I've found it interesting that in cleaning myself up on the smoking front I've also started to do the same in other areas of my life. The house has never been so clean and tidy, I've a new drive and passion for work to push and truly become and expert in my field (I was pretty much just trundling along). I think this bundled together may add up to why I generally feel so much better. I've got more drive, more passion as well as more energy.

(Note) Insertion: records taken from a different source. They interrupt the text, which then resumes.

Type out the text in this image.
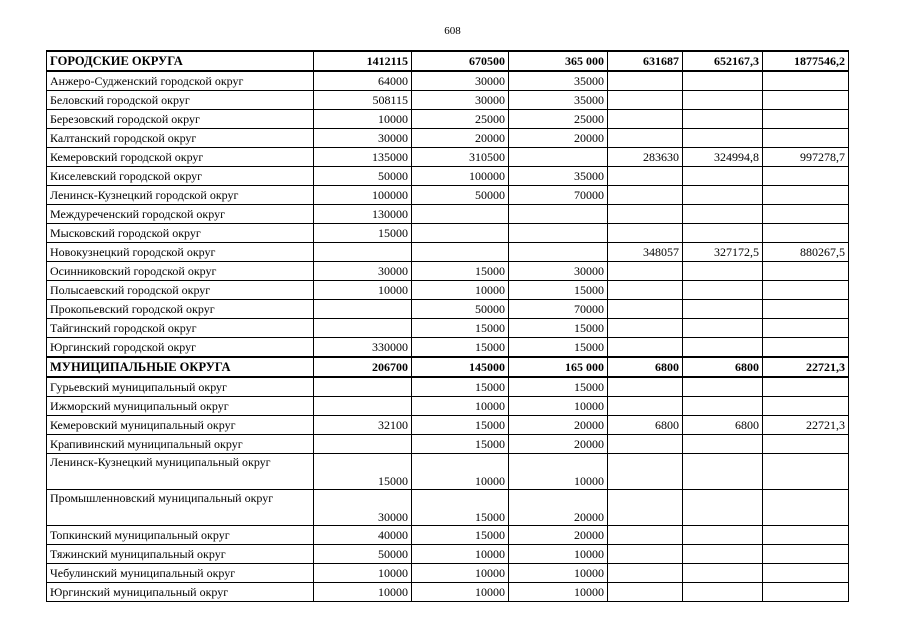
608
ГОРОДСКИЕ ОКРУГА	1412115	670500	365 000	631687	652167,3	1877546,2
Анжеро-Судженский городской округ	64000	30000	35000			
Беловский городской округ	508115	30000	35000			
Березовский городской округ	10000	25000	25000			
Калтанский городской округ	30000	20000	20000			
Кемеровский городской округ	135000	310500		283630	324994,8	997278,7
Киселевский городской округ	50000	100000	35000			
Ленинск-Кузнецкий городской округ	100000	50000	70000			
Междуреченский городской округ	130000					
Мысковский городской округ	15000					
Новокузнецкий городской округ				348057	327172,5	880267,5
Осинниковский городской округ	30000	15000	30000			
Полысаевский городской округ	10000	10000	15000			
Прокопьевский городской округ		50000	70000			
Тайгинский городской округ		15000	15000			
Юргинский городской округ	330000	15000	15000			
МУНИЦИПАЛЬНЫЕ ОКРУГА	206700	145000	165 000	6800	6800	22721,3
Гурьевский муниципальный округ		15000	15000			
Ижморский муниципальный округ		10000	10000			
Кемеровский муниципальный округ	32100	15000	20000	6800	6800	22721,3
Крапивинский муниципальный округ		15000	20000			
Ленинск-Кузнецкий муниципальный округ	15000	10000	10000			
Промышленновский муниципальный округ	30000	15000	20000			
Топкинский муниципальный округ	40000	15000	20000			
Тяжинский муниципальный округ	50000	10000	10000			
Чебулинский муниципальный округ	10000	10000	10000			
Юргинский муниципальный округ	10000	10000	10000			
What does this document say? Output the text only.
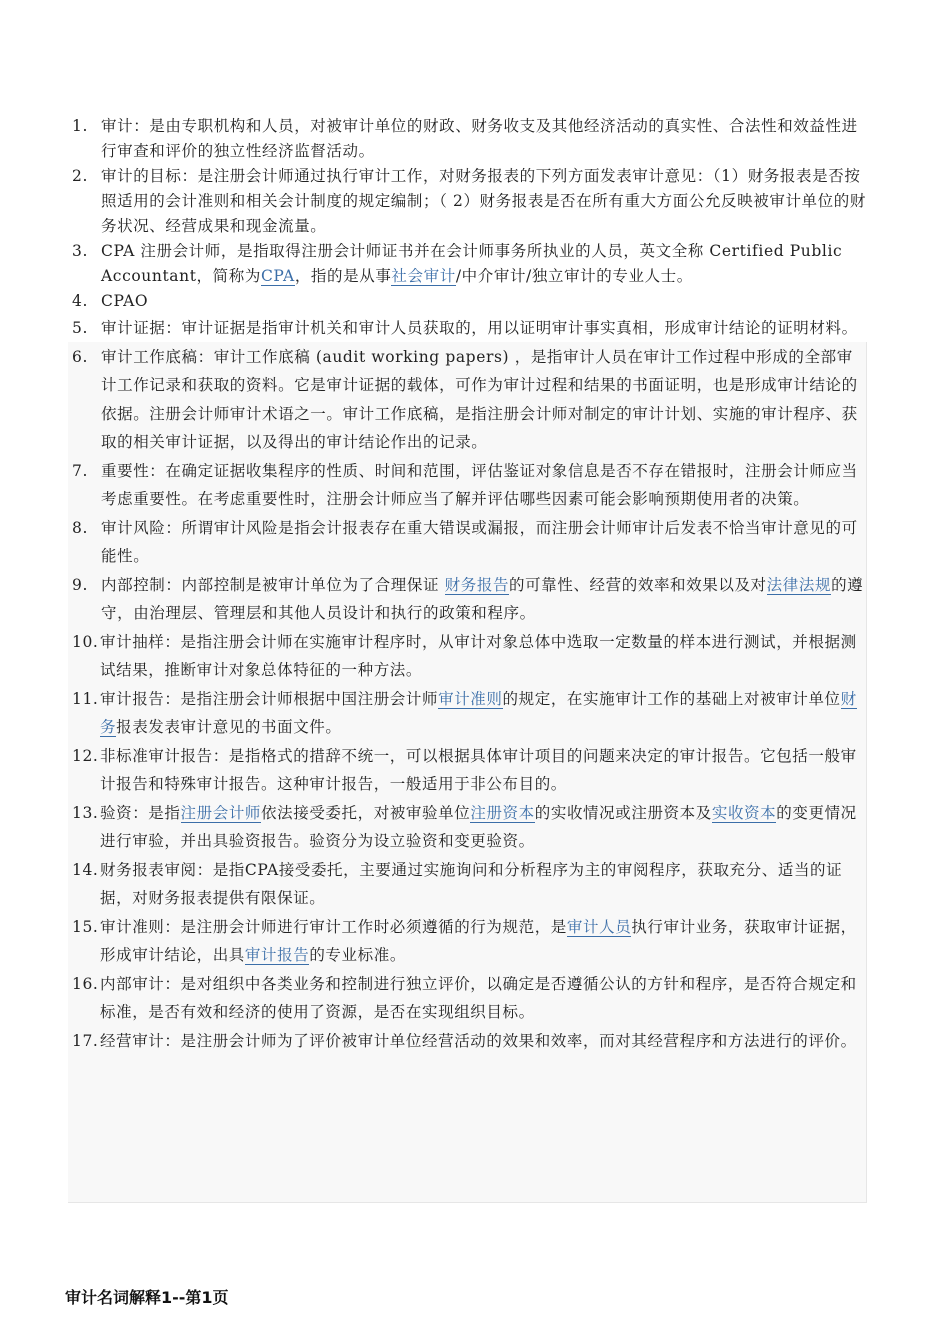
1. 审计：是由专职机构和人员，对被审计单位的财政、财务收支及其他经济活动的真实性、合法性和效益性进行审查和评价的独立性经济监督活动。
2. 审计的目标：是注册会计师通过执行审计工作，对财务报表的下列方面发表审计意见：（1）财务报表是否按照适用的会计准则和相关会计制度的规定编制；（ 2）财务报表是否在所有重大方面公允反映被审计单位的财务状况、经营成果和现金流量。
3. CPA 注册会计师，是指取得注册会计师证书并在会计师事务所执业的人员，英文全称 Certified Public Accountant，简称为CPA，指的是从事社会审计/中介审计/独立审计的专业人士。
4. CPAO
5. 审计证据：审计证据是指审计机关和审计人员获取的，用以证明审计事实真相，形成审计结论的证明材料。
6. 审计工作底稿：审计工作底稿 (audit working papers) ，是指审计人员在审计工作过程中形成的全部审计工作记录和获取的资料。它是审计证据的载体，可作为审计过程和结果的书面证明，也是形成审计结论的依据。注册会计师审计术语之一。审计工作底稿，是指注册会计师对制定的审计计划、实施的审计程序、获取的相关审计证据，以及得出的审计结论作出的记录。
7. 重要性：在确定证据收集程序的性质、时间和范围，评估鉴证对象信息是否不存在错报时，注册会计师应当考虑重要性。在考虑重要性时，注册会计师应当了解并评估哪些因素可能会影响预期使用者的决策。
8. 审计风险：所谓审计风险是指会计报表存在重大错误或漏报，而注册会计师审计后发表不恰当审计意见的可能性。
9. 内部控制：内部控制是被审计单位为了合理保证 财务报告的可靠性、经营的效率和效果以及对法律法规的遵守，由治理层、管理层和其他人员设计和执行的政策和程序。
10. 审计抽样：是指注册会计师在实施审计程序时，从审计对象总体中选取一定数量的样本进行测试，并根据测试结果，推断审计对象总体特征的一种方法。
11. 审计报告：是指注册会计师根据中国注册会计师审计准则的规定，在实施审计工作的基础上对被审计单位财务报表发表审计意见的书面文件。
12. 非标准审计报告：是指格式的措辞不统一，可以根据具体审计项目的问题来决定的审计报告。它包括一般审计报告和特殊审计报告。这种审计报告，一般适用于非公布目的。
13. 验资：是指注册会计师依法接受委托，对被审验单位注册资本的实收情况或注册资本及实收资本的变更情况进行审验，并出具验资报告。验资分为设立验资和变更验资。
14. 财务报表审阅：是指CPA接受委托，主要通过实施询问和分析程序为主的审阅程序，获取充分、适当的证据，对财务报表提供有限保证。
15. 审计准则：是注册会计师进行审计工作时必须遵循的行为规范，是审计人员执行审计业务，获取审计证据，形成审计结论，出具审计报告的专业标准。
16. 内部审计：是对组织中各类业务和控制进行独立评价，以确定是否遵循公认的方针和程序，是否符合规定和标准，是否有效和经济的使用了资源，是否在实现组织目标。
17. 经营审计：是注册会计师为了评价被审计单位经营活动的效果和效率，而对其经营程序和方法进行的评价。
审计名词解释1--第1页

The financial side has also become a huge surprise! I can't believe I've been spending circa £2100 - £2600 on cigarettes on an annual basis! I've put this money to leasing a new eco friendly car (I travel £80 miles a day for work). Although this costs for the lease, my fuel bills have now dropped from £90 per week to around £25....AND I'm not poisoning as many bunnies
So all in all so far so good.
To all of you out there who are struggling, do NOT lose faith in what you're trying to achieve. I'm not suggesting I'm an expert at quitting from smoking, but I'm becoming more and more experienced at it every day. It's easier said than done but I feel the true key is finding something else to focus your energy, passion, boredom and general well being on.
I truly feel the success of this quit for me is the point that I've not celebrated it, discussed it too often or....well taken much notice of it where possible. Doing so would have meant I would be bringing it to the forefront of my mind and therefore it could possibly trigger desires or cravings.
Well I think I've waffled more than enough for this time on a Saturday morning!